Over the years, as Ellen Peirce talked with female executives visiting the Kenan-Flagler School of Business, she heard many of them say that they wouldn't report a case of sexual harassment to their employers. One executive told Peirce that if she were harassed, she'd quit her job rather than hassle with filing a complaint.

Peirce, associate professor of legal studies, began to wonder why women, even those in positions of power, felt this way. Since the mid seventies, federal courts and the Equal Employment Opportunity Commission had recognized that sexual harassment violated the Civil Rights Act. But statistics confirmed what Peirce had been hearing: of respondents to a 1991 New York Times/CBS poll, only 33 percent of those who were harassed reported it.

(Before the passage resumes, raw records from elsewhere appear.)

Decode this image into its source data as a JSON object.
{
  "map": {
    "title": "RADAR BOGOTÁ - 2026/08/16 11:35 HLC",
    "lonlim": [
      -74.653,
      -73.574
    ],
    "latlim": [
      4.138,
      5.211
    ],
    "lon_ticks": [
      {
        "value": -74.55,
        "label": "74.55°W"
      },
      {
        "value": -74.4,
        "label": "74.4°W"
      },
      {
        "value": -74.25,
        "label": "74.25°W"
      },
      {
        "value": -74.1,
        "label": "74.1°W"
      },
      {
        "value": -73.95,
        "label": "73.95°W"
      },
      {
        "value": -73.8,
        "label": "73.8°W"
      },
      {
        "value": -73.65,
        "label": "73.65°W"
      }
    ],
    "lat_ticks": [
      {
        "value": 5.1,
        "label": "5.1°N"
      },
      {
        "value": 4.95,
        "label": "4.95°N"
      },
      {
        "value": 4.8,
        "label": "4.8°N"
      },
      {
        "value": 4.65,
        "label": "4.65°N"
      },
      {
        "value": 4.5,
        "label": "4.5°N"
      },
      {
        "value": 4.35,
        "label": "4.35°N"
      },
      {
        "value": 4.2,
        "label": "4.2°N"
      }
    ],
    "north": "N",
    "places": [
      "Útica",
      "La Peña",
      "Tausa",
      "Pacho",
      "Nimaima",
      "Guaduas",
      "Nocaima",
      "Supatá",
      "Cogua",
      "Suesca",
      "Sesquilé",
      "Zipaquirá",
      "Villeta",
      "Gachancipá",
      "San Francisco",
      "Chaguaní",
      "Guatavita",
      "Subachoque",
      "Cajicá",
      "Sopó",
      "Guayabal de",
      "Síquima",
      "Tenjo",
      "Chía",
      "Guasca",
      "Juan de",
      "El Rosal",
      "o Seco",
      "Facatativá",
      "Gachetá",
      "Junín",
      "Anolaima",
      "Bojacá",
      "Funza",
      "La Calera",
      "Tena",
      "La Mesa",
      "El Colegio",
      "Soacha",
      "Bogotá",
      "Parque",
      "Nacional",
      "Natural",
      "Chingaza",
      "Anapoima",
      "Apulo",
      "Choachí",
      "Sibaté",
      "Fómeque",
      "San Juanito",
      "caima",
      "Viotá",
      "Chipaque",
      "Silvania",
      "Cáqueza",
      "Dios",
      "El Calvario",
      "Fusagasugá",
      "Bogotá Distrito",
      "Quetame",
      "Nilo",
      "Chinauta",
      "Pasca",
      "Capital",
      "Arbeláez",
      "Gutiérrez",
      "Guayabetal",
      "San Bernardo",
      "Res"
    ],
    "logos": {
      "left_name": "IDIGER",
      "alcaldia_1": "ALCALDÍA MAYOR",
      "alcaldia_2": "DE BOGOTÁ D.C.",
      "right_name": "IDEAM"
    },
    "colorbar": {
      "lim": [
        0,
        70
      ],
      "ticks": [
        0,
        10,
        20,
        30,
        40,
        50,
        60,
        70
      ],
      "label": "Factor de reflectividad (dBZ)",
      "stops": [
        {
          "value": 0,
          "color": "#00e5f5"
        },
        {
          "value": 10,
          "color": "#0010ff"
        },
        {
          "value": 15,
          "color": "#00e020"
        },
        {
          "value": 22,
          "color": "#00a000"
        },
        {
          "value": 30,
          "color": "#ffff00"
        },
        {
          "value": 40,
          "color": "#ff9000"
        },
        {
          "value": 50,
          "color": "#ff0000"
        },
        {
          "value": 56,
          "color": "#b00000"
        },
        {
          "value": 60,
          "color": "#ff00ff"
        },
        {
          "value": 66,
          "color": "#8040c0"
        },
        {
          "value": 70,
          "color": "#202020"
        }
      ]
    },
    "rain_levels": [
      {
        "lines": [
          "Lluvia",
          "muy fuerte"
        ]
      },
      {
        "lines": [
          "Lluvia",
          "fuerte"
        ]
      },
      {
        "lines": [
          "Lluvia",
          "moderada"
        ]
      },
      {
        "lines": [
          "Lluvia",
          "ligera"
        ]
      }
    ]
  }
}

Peirce teamed up with Benson Rosen, professor of management and senior associate dean for academic affairs at the business school. Peirce, Rosen, and Ph.D. student Tammy Bunn Hiller sent questionnaires around the country and received replies from 1,215 women, most in managerial positions. In addition to answering multiple-choice questions, respondents returned 250 pages of handwritten comments.

Slightly more than a third of the women said they had been sexually harassed, but of these, only 20 percent had spoken up.

"Forty percent of our respondents said they hadn't even seen the sexual harassment policy of their firm or didn't know if it existed," Peirce says.

And more than half of all the women thought the policies were only formalities, created just to satisfy the law.

"Women who voice sexual harassment complaints perceive that this is not something that others respect them for doing," Peirce says. "There's the perception that they should be tough in the workplace and just put up with it, not wimp out." In the survey, many women suggested that all employees, not just women, should be urged to speak out when they notice offensive behavior.

Also, respondents said they would be more likely to speak up if they were assured privacy and anonymity, if management demonstrated true support for sexual-harrassment policies, and employers had a policy of no retaliation against those who file complaints.

Peirce and Rosen recommend that companies discuss with employees exactly what kind of behavior is unacceptable, perhaps using role-playing or films. As they have conducted training sessions for executives, Peirce and Rosen have found that men often don't recognize some types of sexual harassment.

Most people are familiar with quid pro quo harassment, in which a superior says to an employee, "Have sex with me or you're fired," Rosen explains. But a hostile environment - which might include persistently demeaning language, lewd posters, or suggestive comments - also makes work difficult.

"If a woman finds a behavior offensive, that's at least enough grounds for a complaint," Rosen says. "Then employers must decide if the behavior would offend a reasonable woman. If so, it must be stopped."